Patty gave a gay and totally fake laugh. ‘Oh, you,’ she said. ‘We’re a little pressed for time is all; people have to go to work and it’s already past eight o’clock. If Hogey gets up to help you with your pump, everyone will get out of their chairs and it’ll be like herding cats getting them back down. Go walk along the river or something.’
Or something.
His mother would rather he do ‘or something’ than stick around. ‘If you need some help, Mum, just ask. I can help with any jobs or whatever. Only’—he winced a little at the idea—‘maybe don’t give me any poetry to read.’
She gave his hand a pat then chuffed him over the sleeping kelpie and out the door with the skill of a nightclub bouncer expelling a drunk banker. He manhandled the pump off the tray of his ute while she waited there, barring the door, and lowered it to the ground, front and centre, so Hogey would trip over it if he tried to leave.
She waited until he was in the driver’s seat before she turned to go back inside. To wave him off? To make sure he left?
‘Mum,’ he called.
‘Yes, my lamb?’
‘Let Hogey know he’ll have my undying devotion if he can have a look at my pump today, will you?’
‘Will do, Joey.’
He left them to it. There was more than one way to shag a spider, as Hogey himself would say. So his mum and Daisy were being cagey about something … he had no shortage of siblings to go to for info, and one conveniently lived close by, over the pub he worked in. It was time the Miles family remembered who the big brother was around here.

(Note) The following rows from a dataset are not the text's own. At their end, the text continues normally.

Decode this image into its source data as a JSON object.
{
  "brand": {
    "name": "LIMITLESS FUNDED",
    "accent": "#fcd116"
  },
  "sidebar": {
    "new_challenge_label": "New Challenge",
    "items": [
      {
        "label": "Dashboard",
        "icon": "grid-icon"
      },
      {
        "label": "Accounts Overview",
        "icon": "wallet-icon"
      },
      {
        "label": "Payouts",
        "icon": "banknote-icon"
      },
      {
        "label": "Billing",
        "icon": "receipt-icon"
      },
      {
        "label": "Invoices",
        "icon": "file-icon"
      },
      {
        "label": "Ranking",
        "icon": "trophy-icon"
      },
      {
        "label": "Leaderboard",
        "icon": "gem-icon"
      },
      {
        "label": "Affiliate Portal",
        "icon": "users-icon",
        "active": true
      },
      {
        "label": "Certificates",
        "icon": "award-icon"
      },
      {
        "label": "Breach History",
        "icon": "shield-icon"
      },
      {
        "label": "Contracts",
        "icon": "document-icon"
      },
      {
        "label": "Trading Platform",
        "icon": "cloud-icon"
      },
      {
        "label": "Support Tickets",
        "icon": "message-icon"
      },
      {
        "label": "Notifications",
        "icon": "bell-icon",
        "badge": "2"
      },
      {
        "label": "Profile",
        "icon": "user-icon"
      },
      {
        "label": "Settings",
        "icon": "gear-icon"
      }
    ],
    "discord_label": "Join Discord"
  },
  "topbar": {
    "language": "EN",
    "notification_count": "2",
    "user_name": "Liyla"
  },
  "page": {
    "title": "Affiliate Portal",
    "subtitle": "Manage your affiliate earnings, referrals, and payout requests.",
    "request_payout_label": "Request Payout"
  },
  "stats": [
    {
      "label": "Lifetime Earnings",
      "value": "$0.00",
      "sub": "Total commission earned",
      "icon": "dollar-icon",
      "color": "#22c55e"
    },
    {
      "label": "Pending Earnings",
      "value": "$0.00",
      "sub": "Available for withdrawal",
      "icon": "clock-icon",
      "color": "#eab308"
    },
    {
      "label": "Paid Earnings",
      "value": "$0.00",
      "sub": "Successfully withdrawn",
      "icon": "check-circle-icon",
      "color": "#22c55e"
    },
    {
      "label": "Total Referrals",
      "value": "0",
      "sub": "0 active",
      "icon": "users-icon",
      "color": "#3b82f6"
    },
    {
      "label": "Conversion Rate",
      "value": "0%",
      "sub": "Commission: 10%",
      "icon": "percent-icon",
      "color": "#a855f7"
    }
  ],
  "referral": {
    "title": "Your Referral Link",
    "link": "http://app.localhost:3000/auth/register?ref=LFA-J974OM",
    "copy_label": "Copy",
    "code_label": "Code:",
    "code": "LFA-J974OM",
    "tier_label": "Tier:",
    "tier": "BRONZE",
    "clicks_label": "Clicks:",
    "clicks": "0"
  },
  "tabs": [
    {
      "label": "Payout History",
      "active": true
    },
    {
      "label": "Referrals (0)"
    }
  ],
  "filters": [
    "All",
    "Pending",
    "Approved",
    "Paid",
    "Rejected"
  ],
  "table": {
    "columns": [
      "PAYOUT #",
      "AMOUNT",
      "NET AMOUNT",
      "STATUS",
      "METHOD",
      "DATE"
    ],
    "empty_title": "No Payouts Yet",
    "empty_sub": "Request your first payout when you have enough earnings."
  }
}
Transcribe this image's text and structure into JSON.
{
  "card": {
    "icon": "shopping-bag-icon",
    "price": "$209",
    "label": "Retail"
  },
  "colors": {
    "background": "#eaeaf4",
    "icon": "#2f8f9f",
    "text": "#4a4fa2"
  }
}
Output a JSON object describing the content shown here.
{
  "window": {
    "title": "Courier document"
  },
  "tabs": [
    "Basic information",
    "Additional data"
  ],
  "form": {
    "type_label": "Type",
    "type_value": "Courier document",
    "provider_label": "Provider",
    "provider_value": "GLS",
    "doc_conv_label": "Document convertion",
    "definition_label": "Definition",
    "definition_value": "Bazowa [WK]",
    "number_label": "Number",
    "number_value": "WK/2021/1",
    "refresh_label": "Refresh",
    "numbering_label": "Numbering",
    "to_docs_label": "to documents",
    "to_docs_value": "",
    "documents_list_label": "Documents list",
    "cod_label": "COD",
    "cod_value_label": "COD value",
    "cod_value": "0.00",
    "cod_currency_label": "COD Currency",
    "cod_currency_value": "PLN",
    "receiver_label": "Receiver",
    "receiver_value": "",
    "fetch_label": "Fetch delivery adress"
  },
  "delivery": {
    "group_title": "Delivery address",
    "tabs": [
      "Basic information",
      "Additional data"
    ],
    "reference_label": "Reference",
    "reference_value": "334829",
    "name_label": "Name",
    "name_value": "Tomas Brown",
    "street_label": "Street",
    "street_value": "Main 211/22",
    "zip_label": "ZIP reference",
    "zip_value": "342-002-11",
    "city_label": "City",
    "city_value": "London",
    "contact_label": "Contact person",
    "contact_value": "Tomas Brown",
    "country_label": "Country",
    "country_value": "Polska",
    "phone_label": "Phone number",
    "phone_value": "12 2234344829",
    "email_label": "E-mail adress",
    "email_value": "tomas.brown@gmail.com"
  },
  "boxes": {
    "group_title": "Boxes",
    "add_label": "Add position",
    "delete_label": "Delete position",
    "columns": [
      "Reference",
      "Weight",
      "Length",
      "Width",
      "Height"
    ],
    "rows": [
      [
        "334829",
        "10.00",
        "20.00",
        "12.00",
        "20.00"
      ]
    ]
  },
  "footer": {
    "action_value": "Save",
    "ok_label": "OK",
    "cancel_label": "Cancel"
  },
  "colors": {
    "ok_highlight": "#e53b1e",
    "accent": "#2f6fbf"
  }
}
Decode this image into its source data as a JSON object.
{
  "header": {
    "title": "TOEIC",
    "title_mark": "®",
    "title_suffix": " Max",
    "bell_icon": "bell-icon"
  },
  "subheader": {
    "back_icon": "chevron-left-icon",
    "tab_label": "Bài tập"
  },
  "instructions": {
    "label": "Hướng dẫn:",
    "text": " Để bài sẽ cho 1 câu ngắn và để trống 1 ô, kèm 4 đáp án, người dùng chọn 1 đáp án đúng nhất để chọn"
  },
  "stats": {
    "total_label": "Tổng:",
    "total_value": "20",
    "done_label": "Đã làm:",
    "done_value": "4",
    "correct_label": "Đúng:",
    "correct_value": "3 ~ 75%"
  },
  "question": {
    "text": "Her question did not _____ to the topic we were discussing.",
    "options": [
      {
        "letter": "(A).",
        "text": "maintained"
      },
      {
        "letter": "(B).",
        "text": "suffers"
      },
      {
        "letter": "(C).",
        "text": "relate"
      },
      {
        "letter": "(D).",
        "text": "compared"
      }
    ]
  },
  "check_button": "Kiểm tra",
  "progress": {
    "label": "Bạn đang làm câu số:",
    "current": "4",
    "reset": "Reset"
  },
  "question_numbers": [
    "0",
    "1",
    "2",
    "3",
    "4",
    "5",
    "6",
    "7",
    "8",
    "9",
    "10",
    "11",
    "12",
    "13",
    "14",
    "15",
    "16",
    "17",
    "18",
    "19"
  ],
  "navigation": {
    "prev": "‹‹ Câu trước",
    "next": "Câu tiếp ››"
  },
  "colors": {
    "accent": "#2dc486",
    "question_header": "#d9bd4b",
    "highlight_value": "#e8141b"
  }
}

He slammed the door of the ute behind him and headed for the pub’s steps, dodging some fruit bat goop that had hit a brick on the path. The warmth of the sunny winter morning had brought out a softer shade of the old pub, and it had a somewhat mellowing effect on his temper.
Someone inside was humming in a scratchy baritone. ‘Wombat? That you, mate?’
His brother Will was on a stool at the bar, reading a newspaper, a mug beside him sending a curl of steam into the air.
‘Joey, hi. Hang on a sec.’
He waited while his brother opened the pub’s front door and propped it behind a scarred brass firedog, then followed Will into the snug front bar.
‘You want a coffee? Kettle just boiled.’
‘Sure.’
‘Take a seat and I’ll grab you a mug.’
While he waited, Joey picked upThe Sydney Morning Herald. It had grease stains on the front page and smelled faintly of spilled beer. Hospital supply shortages and a politician’s connection to a casino development filled the front page and he turned it over. Tourism still not recovered in the Pacific Islands, cracks in the basement of another high-rise development in North Sydney … he kept going, looking for the weather page. His weather app had showed a disappointingly sunny forecast for the next few days. With one of his pumps out of action, he’d love to read a second opinion, one promising a rain cloud parking on top of Northern New South Wales.
Horse racing, real estate, crosswords, personal adverts for in-out calls—whatever they were! How far did a newbie farmer have to plough through a major newspaper to get some relevant info?
He flicked another page and stopped: the financial pages had been his daily bread and butter once. His eyes dropped to the alphabetised stocks section. There it was—the Clean Tomorrow Fund—trading away at a piss-poor stock price of ninety-eight cents a unit.
He slammed the paper shut and rubbed his chest. Yeah. So his pride hadn’t recovered from the blow, fancy that.
A coffee mug thunked down on the counter beside him. ‘Milk, no sugar, right?’ his brother said.
‘Any way it comes,’ Joey said, taking a sip.
‘What brings you into town?’
‘One of the irrigation pumps shat itself last night. I’m hoping Hogey can fix it, because those trees that rule my life now are thirsty little buggers.’
‘You need a hand with a hose, let me know.’
‘Not with a hose … but there is something I wanted your help with,’ he said.
Will looked at his watch. ‘Can we talk and eat? I’m on duty in an hour and I need some breakfast. How about a steak sanger?’